При построении (или лучше сказать сочинении!) действенной логики оперного спектакля надо знать,
Вот примитивный жизненный пример. Идет по улице человек, по внешнему облику его поведения можно сказать: «Ах, какой милый, симпатичный и культурный мужчина». А он, может быть, омерзительный тип и идет от матери, отобрав у нее последние сбережения для удовлетворения собственных прихотей. Человек не пойдет по улице, показывая всем, что он негодяй, подлец. Да он и сам эти свойства за собой не признает. Но, увы, часто оперный спектакль идет в раскрытии подобного образа не далее саморазоблачительного примитива.
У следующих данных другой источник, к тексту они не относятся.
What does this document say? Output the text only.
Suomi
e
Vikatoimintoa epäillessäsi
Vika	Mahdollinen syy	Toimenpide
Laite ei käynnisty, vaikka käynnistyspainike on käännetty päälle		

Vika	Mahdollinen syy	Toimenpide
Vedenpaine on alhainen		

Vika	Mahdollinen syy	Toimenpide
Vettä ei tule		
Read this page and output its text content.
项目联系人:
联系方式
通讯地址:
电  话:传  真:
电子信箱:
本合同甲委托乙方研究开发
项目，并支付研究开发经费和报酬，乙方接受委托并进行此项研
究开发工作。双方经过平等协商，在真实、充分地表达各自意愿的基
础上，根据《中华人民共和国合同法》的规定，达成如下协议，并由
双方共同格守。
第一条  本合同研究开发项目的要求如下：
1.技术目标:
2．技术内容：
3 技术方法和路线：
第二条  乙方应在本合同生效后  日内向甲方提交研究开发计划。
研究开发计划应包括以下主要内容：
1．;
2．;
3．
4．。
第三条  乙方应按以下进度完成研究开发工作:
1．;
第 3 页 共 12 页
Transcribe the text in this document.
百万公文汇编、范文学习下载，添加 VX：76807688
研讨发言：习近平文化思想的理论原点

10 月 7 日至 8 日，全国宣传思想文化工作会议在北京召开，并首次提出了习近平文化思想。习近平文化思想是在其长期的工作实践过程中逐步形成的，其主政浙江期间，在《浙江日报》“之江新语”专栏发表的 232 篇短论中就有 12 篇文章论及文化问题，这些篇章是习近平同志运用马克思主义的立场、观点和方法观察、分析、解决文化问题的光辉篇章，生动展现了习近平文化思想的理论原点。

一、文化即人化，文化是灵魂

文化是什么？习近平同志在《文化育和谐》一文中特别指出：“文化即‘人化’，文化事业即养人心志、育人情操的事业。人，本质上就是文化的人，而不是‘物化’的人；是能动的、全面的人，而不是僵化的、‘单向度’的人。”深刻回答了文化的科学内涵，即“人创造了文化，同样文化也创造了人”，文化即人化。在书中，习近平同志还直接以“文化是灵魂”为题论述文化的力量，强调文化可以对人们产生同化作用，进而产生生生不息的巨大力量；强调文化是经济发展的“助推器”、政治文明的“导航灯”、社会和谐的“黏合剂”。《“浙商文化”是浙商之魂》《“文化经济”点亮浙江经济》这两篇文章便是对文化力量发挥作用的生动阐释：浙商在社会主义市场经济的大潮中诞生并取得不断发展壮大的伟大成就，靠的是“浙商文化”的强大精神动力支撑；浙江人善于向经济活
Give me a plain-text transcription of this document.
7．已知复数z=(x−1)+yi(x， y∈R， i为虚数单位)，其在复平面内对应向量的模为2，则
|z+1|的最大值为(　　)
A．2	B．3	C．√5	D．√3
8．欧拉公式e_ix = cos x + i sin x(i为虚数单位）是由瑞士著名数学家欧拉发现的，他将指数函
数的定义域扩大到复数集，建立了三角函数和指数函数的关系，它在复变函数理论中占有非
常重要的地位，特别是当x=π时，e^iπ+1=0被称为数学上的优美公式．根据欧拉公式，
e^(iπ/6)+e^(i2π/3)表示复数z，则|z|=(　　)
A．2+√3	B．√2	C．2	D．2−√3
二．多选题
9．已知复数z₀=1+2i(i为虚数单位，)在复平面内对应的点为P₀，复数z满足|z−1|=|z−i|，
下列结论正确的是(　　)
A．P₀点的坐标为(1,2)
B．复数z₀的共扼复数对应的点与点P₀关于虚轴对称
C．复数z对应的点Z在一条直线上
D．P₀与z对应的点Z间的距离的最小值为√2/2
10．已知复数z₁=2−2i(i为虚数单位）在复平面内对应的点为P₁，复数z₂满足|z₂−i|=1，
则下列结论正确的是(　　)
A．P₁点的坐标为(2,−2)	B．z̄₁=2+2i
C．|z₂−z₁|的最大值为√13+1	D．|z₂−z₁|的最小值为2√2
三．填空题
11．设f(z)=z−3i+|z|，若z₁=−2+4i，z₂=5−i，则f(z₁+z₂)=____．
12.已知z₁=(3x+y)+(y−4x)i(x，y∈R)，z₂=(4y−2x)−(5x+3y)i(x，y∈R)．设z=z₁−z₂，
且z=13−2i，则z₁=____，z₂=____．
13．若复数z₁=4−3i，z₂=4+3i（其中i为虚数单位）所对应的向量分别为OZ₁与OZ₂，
Режиссер и актер, услышав в музыке характеристику такого мерзавца, его «зерно», спешат проявить его в поведении, повадках, интонациях роли. Если вы внимательно вслушаетесь в музыку Сергея в опере Шостаковича «Катерина Измайлова», когда тот входит в спальню к Катерине, вы сразу скажете: «Вошел наглец, обманщик, человек примитивный, безнравственный и безвкусный. Вошел пошляк». Но это знает только композитор. Он дает персонажу свою характеристику.
А знает ли это Сергей? Знает ли это Катерина? Наконец, должен ли Сергей стремиться обнаружить свою пошлость? Даже в случае, если он за собою признает все те мерзкие черты характера, которые известны Шостаковичу? И еще: должна ли публика сразу увидеть пошляка (не рано ли?) и недоумевать, почему Катерина его терпит? А если Катерине нравится такой гадкий человечишко, то кто же есть она сама? Цепочка началась и она неминуемо приведет к тому, что опера превратится в показ отбросов человечества, в которых нет ничего, кроме пошлости и плотского распутства, хотя совсем не это главное в произведении Шостаковича.
В художественном процессе восприятия оперы композитор всегда должен знать больше о герое, чем сам герой, больше, чем публика. «Вакуум» между тем, что слышит зритель, и тем, что он видит, должен постепенно (процесс!) заполняться воображением публики (в этом и заключен смысл ее сотворчества). Шостакович разоблачает Сергея каждой интонацией, но должен ли разоблачать себя Сергей? Вот в чем вопрос.
И снова знакомый круг размышлений. Идти лобово «от музыки» при постановке спектакля — значит, идти прямым путем к фальши. Никогда человек не захочет показать свои дурные черты, даже если он их (это бывает нечасто) и знает… Поэтому вокальные интонации артиста и весь образ его поведения должны строиться в логике характера Сергея, которому его поступки кажутся благородными, не отпугивающими, а вызывающими доверие. Сопоставление авторских и актерских интонаций (музыкальных и вокальных), образа музыки и образа действия и рождает оперный спектакль.
Здесь меньше всего пренебрежения к музыке, здесь больше всего преклонения перед оперной драматургией. Другие пути, как подтверждает история и наш собственный опыт, должных результатов не дают. Так что мало любить музыку, «понимать» ее, уважать, надо в каждый момент знать, какую роль она играет в драматургической системе оперы, и искать наиточнейшее к ней театральное соотношение. Так и хочется вспомнить Самуила Абрамовича Самосуда: «Правильно, дорогой мой, а то все объявляют, что идут от музыки и действительно ушли от нее очень далеко! Ха-ха-ха…!»
С ХУДОЖНИКАМИ
Если в моей жизни коллеги-режиссеры оказались в стороне, меня с ними не связывали «производственные отношения» и не завязывалась обыкновенная личная дружба, то художники не менее активно, чем дирижеры, вошли в мою жизнь, ввели в свой круг творчества и быта, влияли на меня.
В Горьком я сразу был «принят» Анатолием Михайловичем Мазановым, самобытным и плодовитым художником, соединявшим поэтичность и акварельность с экспрессивной театральностью. Конечно, мы подружились с ним не на почве «родства характеров» — такая дружба для меня всегда была редкостью, а на более твердой почве — театра. «Кармен», «Фауст», «Евгений Онегин», «Иоланта», «Снегурочка», «Чародейка», «Юдифь», «Скупой», «Алеко», «Холопка» в Горьком, «Майская ночь» в Большом театре, «Воевода» в Ленинграде… целая обойма совместных работ и — неотступное его требование ко мне: больше нового, выразительного, красивого.